Cuentan que hubo dos pueblos que mantenían una disputa por un tema de lindes. Cómo eran pacíficos y querían evitar un conflicto cruento decidieron dirimir la disputa mediante una competición de leñadores. Así cada aldea presentaría su mejor especialista en cortar troncos y, tras cuatro horas de competición, podrían comprobar quien era el vencedor de la disputa.
Se nombró un árbitro de un tercer pueblo de la comarca y se marcaron las normas. Ambos dispondrían de cuantos troncos necesitaran, todos de igual diámetro. Se decidió que, para evitar trampas, se les vendarían a ambos leñadores los ojos. Así ninguno de los oponentes podría saber que es lo que estaba haciendo su rival o cómo lo estaba llevando a cabo.

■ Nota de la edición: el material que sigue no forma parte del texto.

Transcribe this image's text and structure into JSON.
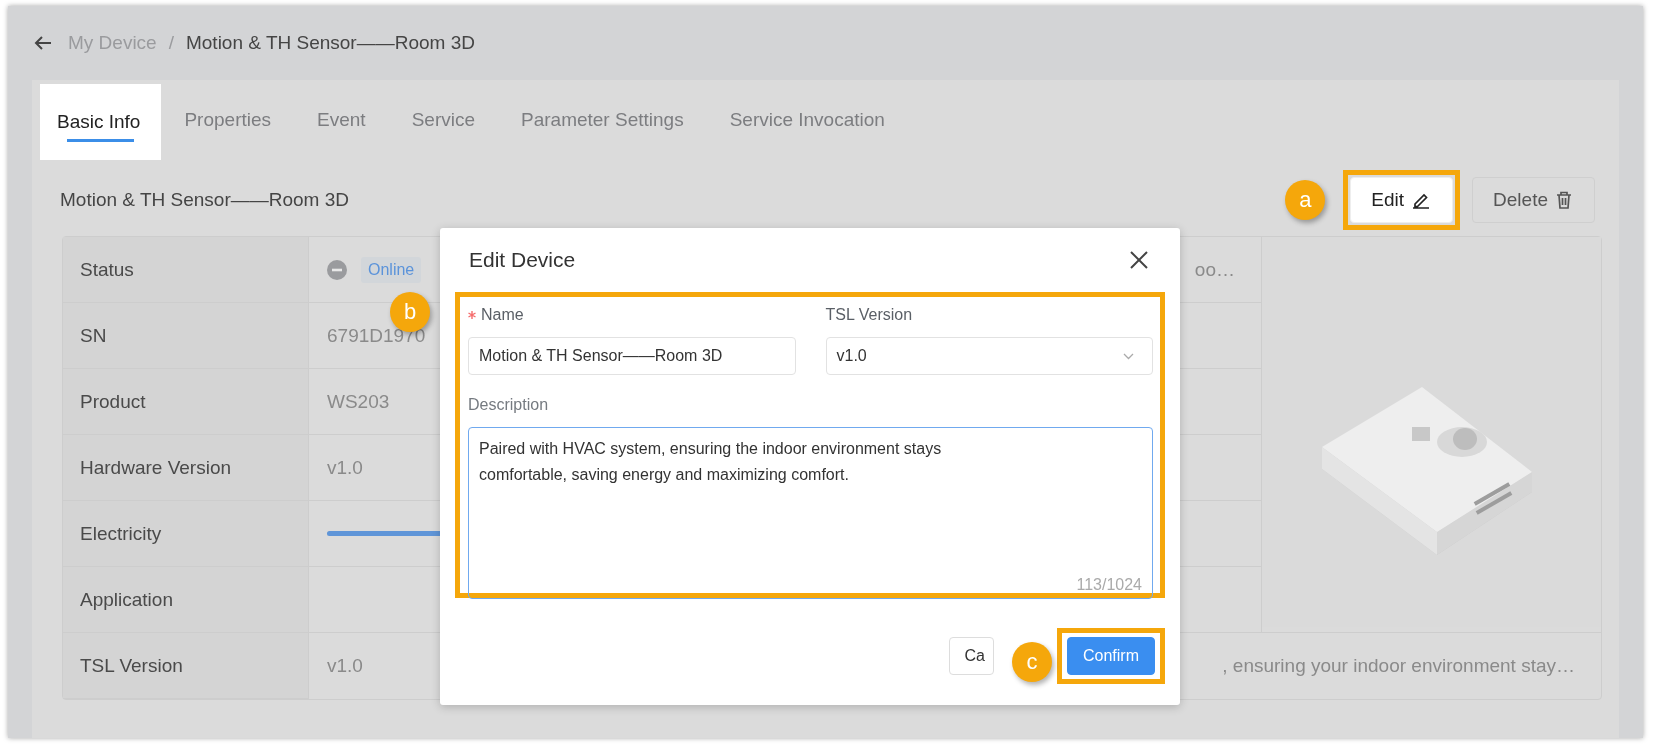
{
  "breadcrumb": {
    "parent": "My Device",
    "separator": "/",
    "current": "Motion & TH Sensor——Room 3D"
  },
  "tabs": [
    {
      "label": "Basic Info",
      "selected": true
    },
    {
      "label": "Properties",
      "selected": false
    },
    {
      "label": "Event",
      "selected": false
    },
    {
      "label": "Service",
      "selected": false
    },
    {
      "label": "Parameter Settings",
      "selected": false
    },
    {
      "label": "Service Invocation",
      "selected": false
    }
  ],
  "device_title": "Motion & TH Sensor——Room 3D",
  "actions": [
    {
      "kind": "edit",
      "label": "Edit",
      "annotated": true,
      "callout": "a"
    },
    {
      "kind": "delete",
      "label": "Delete",
      "annotated": false
    }
  ],
  "details": {
    "rows": [
      {
        "kind": "status",
        "label": "Status",
        "value": "Online",
        "trailing": "oo…"
      },
      {
        "kind": "text",
        "label": "SN",
        "value": "6791D1970"
      },
      {
        "kind": "text",
        "label": "Product",
        "value": "WS203"
      },
      {
        "kind": "text",
        "label": "Hardware Version",
        "value": "v1.0"
      },
      {
        "kind": "meter",
        "label": "Electricity",
        "level": 1
      },
      {
        "kind": "text",
        "label": "Application"
      },
      {
        "kind": "text",
        "label": "TSL Version",
        "value": "v1.0",
        "trailing": ", ensuring your indoor environment stay…"
      }
    ]
  },
  "modal": {
    "title": "Edit Device",
    "form": {
      "annotated": true,
      "callout": "b",
      "name": {
        "label": "Name",
        "required": true,
        "value": "Motion & TH Sensor——Room 3D"
      },
      "tsl_version": {
        "label": "TSL Version",
        "value": "v1.0"
      },
      "description": {
        "label": "Description",
        "value": "Paired with HVAC system, ensuring the indoor environment stays\ncomfortable, saving energy and maximizing comfort.",
        "counter": "113/1024"
      }
    },
    "buttons": [
      {
        "kind": "cancel",
        "label": "Ca",
        "annotated": false
      },
      {
        "kind": "confirm",
        "label": "Confirm",
        "annotated": true,
        "callout": "c"
      }
    ]
  }
}
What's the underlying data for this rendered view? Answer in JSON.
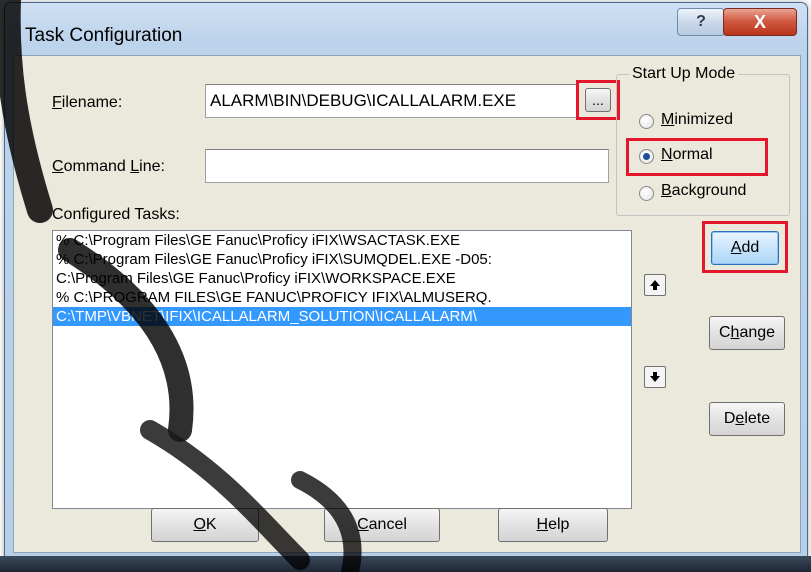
{
  "window": {
    "title": "Task Configuration",
    "help_glyph": "?",
    "close_glyph": "X"
  },
  "filename": {
    "label_pre": "",
    "label_underline": "F",
    "label_post": "ilename:",
    "value": "ALARM\\BIN\\DEBUG\\ICALLALARM.EXE",
    "browse_label": "..."
  },
  "command_line": {
    "label_underline": "C",
    "label_post": "ommand ",
    "label_underline2": "L",
    "label_post2": "ine:",
    "value": ""
  },
  "configured_tasks": {
    "label": "Configured Tasks:",
    "rows": [
      "% C:\\Program Files\\GE Fanuc\\Proficy iFIX\\WSACTASK.EXE",
      "% C:\\Program Files\\GE Fanuc\\Proficy iFIX\\SUMQDEL.EXE  -D05:",
      " C:\\Program Files\\GE Fanuc\\Proficy iFIX\\WORKSPACE.EXE",
      "% C:\\PROGRAM FILES\\GE FANUC\\PROFICY IFIX\\ALMUSERQ.",
      " C:\\TMP\\VBNET\\IFIX\\ICALLALARM_SOLUTION\\ICALLALARM\\"
    ],
    "selected_index": 4
  },
  "startup_mode": {
    "title": "Start Up Mode",
    "options": [
      {
        "pre": "",
        "u": "M",
        "post": "inimized",
        "selected": false
      },
      {
        "pre": "",
        "u": "N",
        "post": "ormal",
        "selected": true
      },
      {
        "pre": "",
        "u": "B",
        "post": "ackground",
        "selected": false
      }
    ]
  },
  "buttons": {
    "add": {
      "u": "A",
      "post": "dd"
    },
    "change": {
      "pre": "C",
      "u": "h",
      "post": "ange"
    },
    "delete": {
      "pre": "D",
      "u": "e",
      "post": "lete"
    },
    "ok": {
      "u": "O",
      "post": "K"
    },
    "cancel": {
      "u": "C",
      "post": "ancel"
    },
    "help": {
      "u": "H",
      "post": "elp"
    }
  },
  "colors": {
    "highlight": "#e3162b",
    "selection": "#3399ff"
  }
}
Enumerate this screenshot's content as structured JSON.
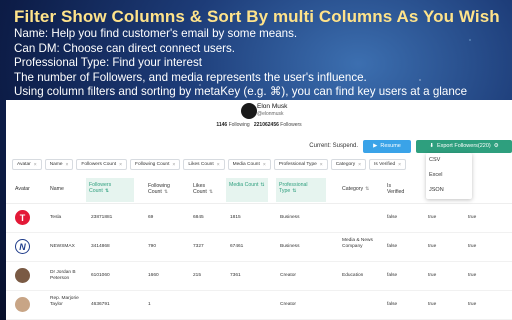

El primer pueblo escogió un chico joven apuesto y musculado y contempló, no sin asombro, como sus rivales elegían un hombre maduro, que sin dejar de ser fuerte, contaba con hombros y brazos mucho menos voluminosos que su oponente.
Se dio comienzo a la competición. Un ruido infernal de golpes invadió el ambiente. Eso hizo que los dos contrincantes no pudiesen, en ningún momento, escuchar a sus enfervorecidos vecinos El joven tras la primera hora aventajaba en dos troncos a su rival. Con un ritmo mayor que el hombre maduro iba cortando troncos sin parar. Sólo le llamaban la atención dos cosas, que su rival contaba con un ritmo mas lento y que cada cierto tiempo ,veinte o treinta minutos dejaba por unos instantes de oír sus golpes. Todo esto lo atribuía a su mayor edad y su menor fuerza y resistencia. Así que el joven henchido de satisfacción seguía con su mayor cadencia golpeando en el centro a los troncos, completamente seguro de su victoria.
Transcurridas las cuatro horas el árbitro hizo la señal convenida para detener la competición y se procedió al recuento de los troncos cortados. El joven quedó sorprendido de que su rival hubiese cortado mayor número de árboles, y atónito le preguntó que trampas había llevado a cabo para que, con menor cadencia de hachazos, y mayor descanso le hubiese acabado venciendo. El leñador maduro sonrió y le dijo que había aprovechado todos los descansos para afilar el hacha con el fin de que mantuviera durante las cuatro horas intacto su filo y pudiese cortar la madera de la misma forma que al principio.
Atender a nuestros propios recursos y detenerse a poner a punto aquello que necesitamos puede hacernos mucho más efectivos que aquellos que no cesan en su empeño y golpean sin detenerse.